Les Paul Foundationのミッションは『音楽教育、エンジニアリング、技術革新だけでなく、医学研究を支援を通してレスポールの遺産を共有することで、革新的で創造的な思考を刺激すること(公式Webサイト)』とあります。
具体的には青少年に対して、音楽教育やサウンドエンジニアリングプログラム、そして聴覚障害に関連する医学的プログラムへの助奨学金を提供しているとのこと。(1970年に友人のイタズラから鼓膜を破ってしまってしまい治療に3年間を費やした経験から、彼は聴覚障害への関心も持っていました)
94歳でこの世を去る数ヶ月前までステージでギターを弾き続けた、彼の音楽への愛情を後世へもつなげる活動が今日も続いています。
※彼の音楽愛が窺い知れるこんな逸話があります。
1948年、Les Paul 氏は大きな交通事故に遭い右腕と肘を粉砕骨折。あわや腕を切断というところで医師を説得しそれを免れました。

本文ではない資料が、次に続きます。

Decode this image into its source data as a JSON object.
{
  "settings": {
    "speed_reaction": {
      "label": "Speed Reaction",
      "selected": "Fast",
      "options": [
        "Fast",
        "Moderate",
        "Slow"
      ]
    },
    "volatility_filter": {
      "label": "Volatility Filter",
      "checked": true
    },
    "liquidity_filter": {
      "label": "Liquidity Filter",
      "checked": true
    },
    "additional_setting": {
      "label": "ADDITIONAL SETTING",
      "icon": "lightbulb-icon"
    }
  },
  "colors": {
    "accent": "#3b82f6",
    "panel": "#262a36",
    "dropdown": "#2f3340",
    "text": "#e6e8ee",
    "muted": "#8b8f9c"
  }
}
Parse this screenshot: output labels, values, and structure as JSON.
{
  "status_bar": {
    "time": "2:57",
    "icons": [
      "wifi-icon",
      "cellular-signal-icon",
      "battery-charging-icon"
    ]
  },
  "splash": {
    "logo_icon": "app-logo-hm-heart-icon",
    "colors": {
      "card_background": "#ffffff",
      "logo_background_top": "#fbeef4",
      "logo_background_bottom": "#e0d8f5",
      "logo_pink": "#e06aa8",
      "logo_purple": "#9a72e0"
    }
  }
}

その時右手を90度曲がった角度、つまりギターを弾く角度で固定させたそうです。それ以来、彼の右手はそのままギターを弾く形で曲がったままになっていたそうです。
エレキギターの父、サウンンドエンジニアリングの父、現代ポピュラー音楽の父、Les Paul 氏。いまこうやって彼を振り返り、感謝と尊敬の念をいだかずにはいられません。
ソリッドボディのギターをつま弾く時、DAWでハーモニーを重ねている時。新しいことにワクワクした表情で好奇心に情熱を燃やしたLes Paul 氏の事を思い出してみてください。あなたにも素晴らしいひらめきが生まれるかもしれませんよ。